On Fri, Mar 11, 2016 at 04:46:49PM +0100, Laszlo Ersek wrote:
> On 03/11/16 05:26, Gary Lin wrote:
> > On Thu, Mar 10, 2016 at 12:31:18PM +0100, Laszlo Ersek wrote:
> >> On 03/10/16 11:02, Gary Lin wrote:
> >>> On Thu, Mar 10, 2016 at 10:20:12AM +0100, Laszlo Ersek wrote:
> >>>> On 03/10/16 08:49, Gary Lin wrote:
> >>
> >>>>> I found that it's related to iPXE. If I disable iPXE with
> >>>>>
> >>>>> "-netdev user,id=hostnet0 -device 
> >>>>> virtio-net-pci,romfile=,netdev=hostnet0"
> >>>>>
> >>>>> then everything works as expected. I'll try to dig deeper to find more
> >>>>> information.
> >>>>
> >>>> How fresh is your ipxe? And did you build it with CONFIG=qemu?
> >>>>
> >>> It comes from the qemu 2.5.0 tarball and I just installed it from
> >>> openSUSE Virtualization repo.
> >>> https://build.opensuse.org/package/show/Virtualization/qemu
> >>
> >> QEMU 2.5 bundles iPXE binaries built with CONFIG=qemu, but that
> >> configuration doesn't enable IPv6 for the moment.
> >>
> >> Apparently, combining iPXE (CONFIG=qemu) with NETWORK_IP6_ENABLE (set in
> >> OVMF) causes problems. I don't understand how this causes side effects,
> >> because CONFIG=qemu instructs iPXE to provide SNP drivers only. SNP is
> >> independent of IP version.
> >>
> >> With this combination, IPv6 PXE should work (not be absent), and IPv6
> >> HTTP Boot should work too (not blow up).
> >>
> >> Can you perhaps remove grub2 from the equation? What if you play with
> >> disconnect / reconnect / connect in the UEFI shell?
> >>
> > hmmm I found another way to crash the system with a different assert.
> > 
> > Just disconnect/reconnect the handle providing HttpServiceBinding, and
> > OVMF crashed with/without iPXE:
> > 
> > ASSERT /home/gary/git/edk2/NetworkPkg/HttpBootDxe/HttpBootDxe.c(796): CR 
> > has Bad Signature
> > 
> > Here is the function that issues the assert.
> > 
> > EFIAPI HttpBootIp6DxeDriverBindingStart ()
> >   ...
> >   if (!EFI_ERROR (Status)) {
> >         Private = HTTP_BOOT_PRIVATE_DATA_FROM_ID(Id); <---- CRASH
> >   } else {
> >   ...
> > 
> > This also only happens after fa848a4048943251fc057fe8d6c5a82e01d2ffb6.
> 
> I found the bug. There are two key UEFI facts that are necessary for
> understanding it.
> 
> (1) The first fact is that for any given handle, at most one instance of
> a given protocol interface (= GUID) can be installed on it. In other
> words, if you pick a handle, and pick a GUID, the handle either has the
> protocol interface installed, or not. The handle cannot have two or more
> instances of the same protocol.
> 
> (2) The second fact is how the DisconnectController() boot service
> works, in case the DriverImageHandle parameter is specified as non-NULL,
> and the ChildHandle parameter is NULL. (This case means "disconnect the
> given driver from the given controller".) Let me quote the spec:
> 
>     A driver is disconnected from a controller by calling the Stop()

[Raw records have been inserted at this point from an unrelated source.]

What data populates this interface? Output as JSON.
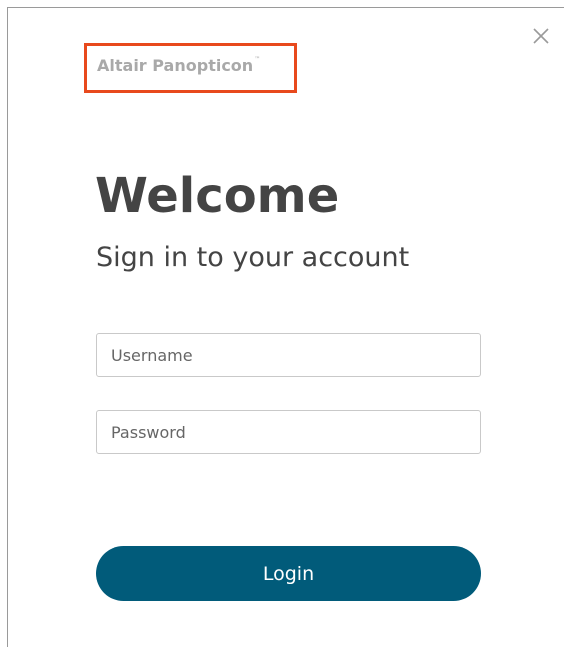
{
  "brand": {
    "name": "Altair Panopticon",
    "trademark": "™",
    "highlight_color": "#e8491d"
  },
  "dialog": {
    "close_icon": "close-icon",
    "title": "Welcome",
    "subtitle": "Sign in to your account"
  },
  "form": {
    "username_placeholder": "Username",
    "username_value": "",
    "password_placeholder": "Password",
    "password_value": "",
    "login_label": "Login"
  },
  "colors": {
    "button": "#015b7a",
    "text": "#444444"
  }
}
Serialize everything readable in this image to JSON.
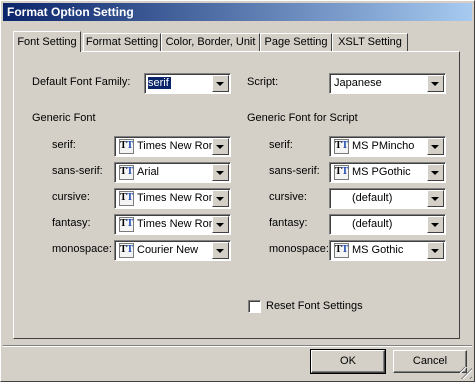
{
  "window": {
    "title": "Format Option Setting"
  },
  "tabs": [
    {
      "label": "Font Setting",
      "active": true
    },
    {
      "label": "Format Setting",
      "active": false
    },
    {
      "label": "Color, Border, Unit",
      "active": false
    },
    {
      "label": "Page Setting",
      "active": false
    },
    {
      "label": "XSLT Setting",
      "active": false
    }
  ],
  "font_setting": {
    "default_family": {
      "label": "Default Font Family:",
      "mnemonic": "F",
      "value": "serif"
    },
    "script": {
      "label": "Script:",
      "mnemonic": "S",
      "value": "Japanese"
    },
    "generic_font": {
      "heading": "Generic Font",
      "rows": [
        {
          "label": "serif:",
          "value": "Times New Roman"
        },
        {
          "label": "sans-serif:",
          "value": "Arial"
        },
        {
          "label": "cursive:",
          "value": "Times New Roman"
        },
        {
          "label": "fantasy:",
          "value": "Times New Roman"
        },
        {
          "label": "monospace:",
          "value": "Courier New"
        }
      ]
    },
    "script_font": {
      "heading": "Generic Font for Script",
      "rows": [
        {
          "label": "serif:",
          "value": "MS PMincho",
          "icon": true
        },
        {
          "label": "sans-serif:",
          "value": "MS PGothic",
          "icon": true
        },
        {
          "label": "cursive:",
          "value": "(default)",
          "icon": false
        },
        {
          "label": "fantasy:",
          "value": "(default)",
          "icon": false
        },
        {
          "label": "monospace:",
          "value": "MS Gothic",
          "icon": true
        }
      ]
    },
    "reset": {
      "label": "Reset Font Settings",
      "checked": false
    }
  },
  "buttons": {
    "ok": "OK",
    "cancel": "Cancel"
  },
  "icons": {
    "truetype_font": "truetype-font-icon"
  },
  "colors": {
    "title_start": "#0a246a",
    "title_end": "#a6caf0",
    "face": "#d4d0c8",
    "selection": "#0a246a"
  }
}
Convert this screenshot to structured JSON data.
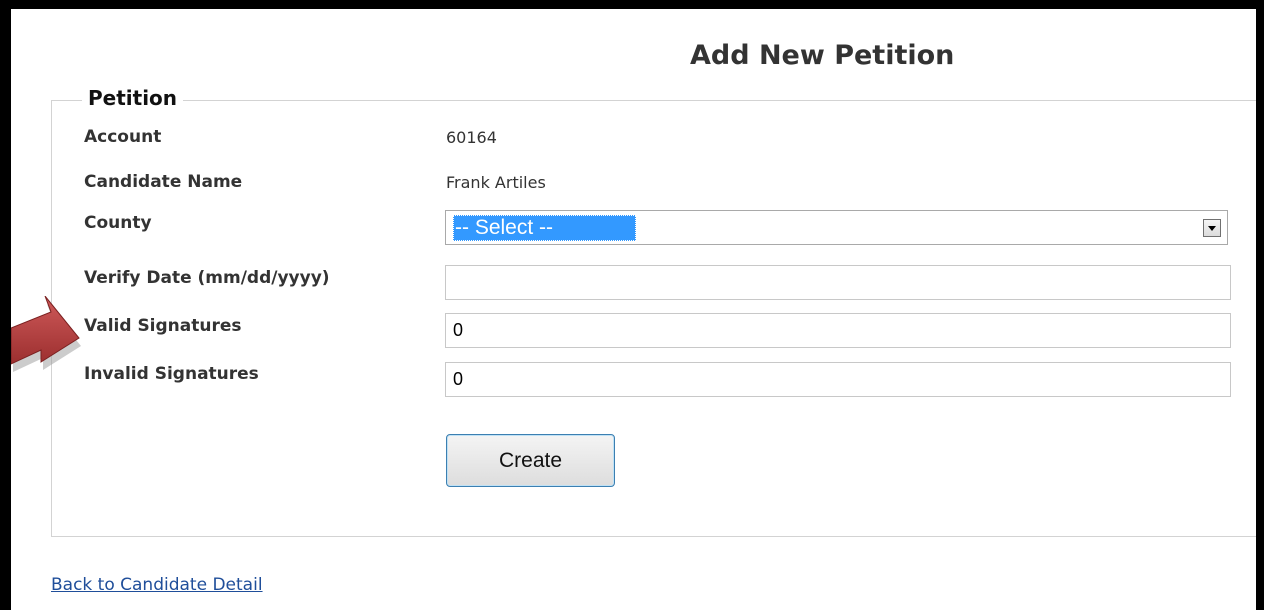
{
  "page": {
    "title": "Add New Petition"
  },
  "form": {
    "legend": "Petition",
    "fields": [
      {
        "label": "Account",
        "value": "60164"
      },
      {
        "label": "Candidate Name",
        "value": "Frank Artiles"
      },
      {
        "label": "County",
        "value": "-- Select --"
      },
      {
        "label": "Verify Date (mm/dd/yyyy)",
        "value": ""
      },
      {
        "label": "Valid Signatures",
        "value": "0"
      },
      {
        "label": "Invalid Signatures",
        "value": "0"
      }
    ],
    "submit_label": "Create"
  },
  "links": {
    "back": "Back to Candidate Detail"
  },
  "annotation": {
    "arrow_color": "#b33a3a",
    "icon": "right-arrow-icon"
  }
}
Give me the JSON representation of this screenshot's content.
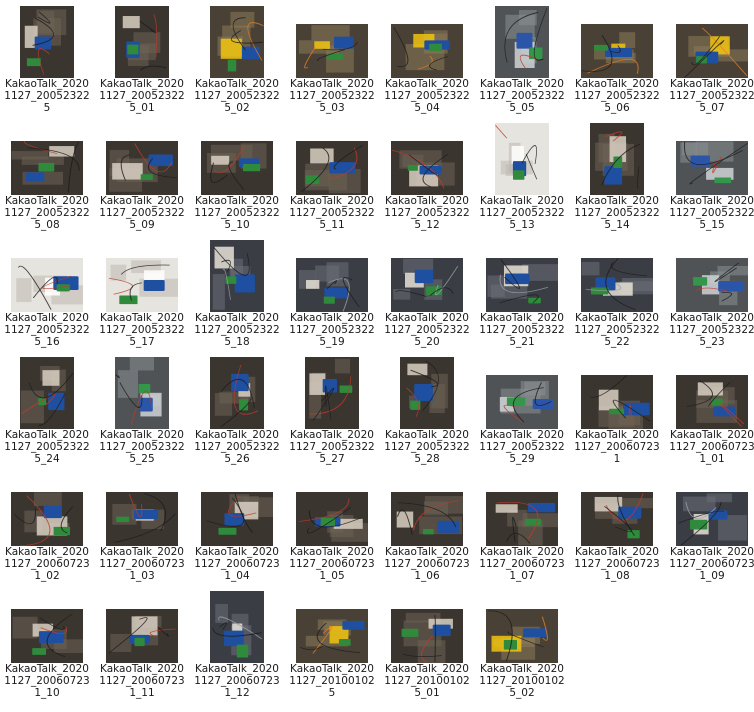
{
  "files": [
    {
      "line1": "KakaoTalk_2020",
      "line2": "1127_20052322",
      "line3": "5",
      "orient": "portrait",
      "palette": "desk"
    },
    {
      "line1": "KakaoTalk_2020",
      "line2": "1127_20052322",
      "line3": "5_01",
      "orient": "portrait",
      "palette": "desk"
    },
    {
      "line1": "KakaoTalk_2020",
      "line2": "1127_20052322",
      "line3": "5_02",
      "orient": "portrait",
      "palette": "yellow"
    },
    {
      "line1": "KakaoTalk_2020",
      "line2": "1127_20052322",
      "line3": "5_03",
      "orient": "landscape",
      "palette": "yellow"
    },
    {
      "line1": "KakaoTalk_2020",
      "line2": "1127_20052322",
      "line3": "5_04",
      "orient": "landscape",
      "palette": "yellow"
    },
    {
      "line1": "KakaoTalk_2020",
      "line2": "1127_20052322",
      "line3": "5_05",
      "orient": "portrait",
      "palette": "gray"
    },
    {
      "line1": "KakaoTalk_2020",
      "line2": "1127_20052322",
      "line3": "5_06",
      "orient": "landscape",
      "palette": "yellow"
    },
    {
      "line1": "KakaoTalk_2020",
      "line2": "1127_20052322",
      "line3": "5_07",
      "orient": "landscape",
      "palette": "yellow"
    },
    {
      "line1": "KakaoTalk_2020",
      "line2": "1127_20052322",
      "line3": "5_08",
      "orient": "landscape",
      "palette": "desk"
    },
    {
      "line1": "KakaoTalk_2020",
      "line2": "1127_20052322",
      "line3": "5_09",
      "orient": "landscape",
      "palette": "desk"
    },
    {
      "line1": "KakaoTalk_2020",
      "line2": "1127_20052322",
      "line3": "5_10",
      "orient": "landscape",
      "palette": "desk"
    },
    {
      "line1": "KakaoTalk_2020",
      "line2": "1127_20052322",
      "line3": "5_11",
      "orient": "landscape",
      "palette": "desk"
    },
    {
      "line1": "KakaoTalk_2020",
      "line2": "1127_20052322",
      "line3": "5_12",
      "orient": "landscape",
      "palette": "desk"
    },
    {
      "line1": "KakaoTalk_2020",
      "line2": "1127_20052322",
      "line3": "5_13",
      "orient": "portrait",
      "palette": "white"
    },
    {
      "line1": "KakaoTalk_2020",
      "line2": "1127_20052322",
      "line3": "5_14",
      "orient": "portrait",
      "palette": "desk"
    },
    {
      "line1": "KakaoTalk_2020",
      "line2": "1127_20052322",
      "line3": "5_15",
      "orient": "landscape",
      "palette": "gray"
    },
    {
      "line1": "KakaoTalk_2020",
      "line2": "1127_20052322",
      "line3": "5_16",
      "orient": "landscape",
      "palette": "white"
    },
    {
      "line1": "KakaoTalk_2020",
      "line2": "1127_20052322",
      "line3": "5_17",
      "orient": "landscape",
      "palette": "white"
    },
    {
      "line1": "KakaoTalk_2020",
      "line2": "1127_20052322",
      "line3": "5_18",
      "orient": "portrait",
      "palette": "keyboard"
    },
    {
      "line1": "KakaoTalk_2020",
      "line2": "1127_20052322",
      "line3": "5_19",
      "orient": "landscape",
      "palette": "keyboard"
    },
    {
      "line1": "KakaoTalk_2020",
      "line2": "1127_20052322",
      "line3": "5_20",
      "orient": "landscape",
      "palette": "keyboard"
    },
    {
      "line1": "KakaoTalk_2020",
      "line2": "1127_20052322",
      "line3": "5_21",
      "orient": "landscape",
      "palette": "keyboard"
    },
    {
      "line1": "KakaoTalk_2020",
      "line2": "1127_20052322",
      "line3": "5_22",
      "orient": "landscape",
      "palette": "keyboard"
    },
    {
      "line1": "KakaoTalk_2020",
      "line2": "1127_20052322",
      "line3": "5_23",
      "orient": "landscape",
      "palette": "gray"
    },
    {
      "line1": "KakaoTalk_2020",
      "line2": "1127_20052322",
      "line3": "5_24",
      "orient": "portrait",
      "palette": "desk"
    },
    {
      "line1": "KakaoTalk_2020",
      "line2": "1127_20052322",
      "line3": "5_25",
      "orient": "portrait",
      "palette": "gray"
    },
    {
      "line1": "KakaoTalk_2020",
      "line2": "1127_20052322",
      "line3": "5_26",
      "orient": "portrait",
      "palette": "desk"
    },
    {
      "line1": "KakaoTalk_2020",
      "line2": "1127_20052322",
      "line3": "5_27",
      "orient": "portrait",
      "palette": "desk"
    },
    {
      "line1": "KakaoTalk_2020",
      "line2": "1127_20052322",
      "line3": "5_28",
      "orient": "portrait",
      "palette": "desk"
    },
    {
      "line1": "KakaoTalk_2020",
      "line2": "1127_20052322",
      "line3": "5_29",
      "orient": "landscape",
      "palette": "gray"
    },
    {
      "line1": "KakaoTalk_2020",
      "line2": "1127_20060723",
      "line3": "1",
      "orient": "landscape",
      "palette": "desk"
    },
    {
      "line1": "KakaoTalk_2020",
      "line2": "1127_20060723",
      "line3": "1_01",
      "orient": "landscape",
      "palette": "desk"
    },
    {
      "line1": "KakaoTalk_2020",
      "line2": "1127_20060723",
      "line3": "1_02",
      "orient": "landscape",
      "palette": "desk"
    },
    {
      "line1": "KakaoTalk_2020",
      "line2": "1127_20060723",
      "line3": "1_03",
      "orient": "landscape",
      "palette": "desk"
    },
    {
      "line1": "KakaoTalk_2020",
      "line2": "1127_20060723",
      "line3": "1_04",
      "orient": "landscape",
      "palette": "desk"
    },
    {
      "line1": "KakaoTalk_2020",
      "line2": "1127_20060723",
      "line3": "1_05",
      "orient": "landscape",
      "palette": "desk"
    },
    {
      "line1": "KakaoTalk_2020",
      "line2": "1127_20060723",
      "line3": "1_06",
      "orient": "landscape",
      "palette": "desk"
    },
    {
      "line1": "KakaoTalk_2020",
      "line2": "1127_20060723",
      "line3": "1_07",
      "orient": "landscape",
      "palette": "desk"
    },
    {
      "line1": "KakaoTalk_2020",
      "line2": "1127_20060723",
      "line3": "1_08",
      "orient": "landscape",
      "palette": "desk"
    },
    {
      "line1": "KakaoTalk_2020",
      "line2": "1127_20060723",
      "line3": "1_09",
      "orient": "landscape",
      "palette": "keyboard"
    },
    {
      "line1": "KakaoTalk_2020",
      "line2": "1127_20060723",
      "line3": "1_10",
      "orient": "landscape",
      "palette": "desk"
    },
    {
      "line1": "KakaoTalk_2020",
      "line2": "1127_20060723",
      "line3": "1_11",
      "orient": "landscape",
      "palette": "desk"
    },
    {
      "line1": "KakaoTalk_2020",
      "line2": "1127_20060723",
      "line3": "1_12",
      "orient": "portrait",
      "palette": "keyboard"
    },
    {
      "line1": "KakaoTalk_2020",
      "line2": "1127_20100102",
      "line3": "5",
      "orient": "landscape",
      "palette": "yellow"
    },
    {
      "line1": "KakaoTalk_2020",
      "line2": "1127_20100102",
      "line3": "5_01",
      "orient": "landscape",
      "palette": "desk"
    },
    {
      "line1": "KakaoTalk_2020",
      "line2": "1127_20100102",
      "line3": "5_02",
      "orient": "landscape",
      "palette": "yellow"
    }
  ],
  "palettes": {
    "desk": {
      "bg": "#3b3530",
      "mid": "#6d6256",
      "board": "#2f8a3c",
      "accent": "#1f4fa0",
      "wire": "#c0392b",
      "hi": "#d9cfc2"
    },
    "yellow": {
      "bg": "#4a4136",
      "mid": "#8a7a5a",
      "board": "#2f8a3c",
      "accent": "#1f4fa0",
      "wire": "#e67e22",
      "hi": "#f1c40f"
    },
    "gray": {
      "bg": "#4f5356",
      "mid": "#8a8f93",
      "board": "#34964a",
      "accent": "#2a55a8",
      "wire": "#c0392b",
      "hi": "#cfd3d6"
    },
    "white": {
      "bg": "#e6e4df",
      "mid": "#bdb8ae",
      "board": "#2f8a3c",
      "accent": "#1f4fa0",
      "wire": "#c0392b",
      "hi": "#ffffff"
    },
    "keyboard": {
      "bg": "#3a3d44",
      "mid": "#6b7079",
      "board": "#2f8a3c",
      "accent": "#1f4fa0",
      "wire": "#9aa0a8",
      "hi": "#e7e2d6"
    }
  }
}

>     service of the EFI_DRIVER_BINDING_PROTOCOL. The
>     EFI_DRIVER_BINDING_PROTOCOL is on the driver image handle, and the
>     handle of the controller is passed into the Stop() service.
> 
> Now put the two facts together. You have a driver. For the driver, you
> have one ImageHandle. On that handle, you can install one instance of
> the driver binding protocol (due to fact (1)). So, when someone wants to
> disconnect a given controller from your driver, and calls
> gBS->DisconnectController() accordingly, exactly *one* Stop() function
> in your driver will be called. After that, the DisconnectController()
> boot service will return, and a complete successful disconnection
> between your driver and the controller will be assumed by the system.
> 
> The HttpBootDxe driver violates this.
> 
> If you look at its entry point function (called
> HttpBootDxeDriverEntryPoint()), you see that it installs *two* instances
> of the driver binding protocol -- but only the first (the IPv4 one) goes
> on the driver's genuine ImageHandle. The second instance (the IPv6 one)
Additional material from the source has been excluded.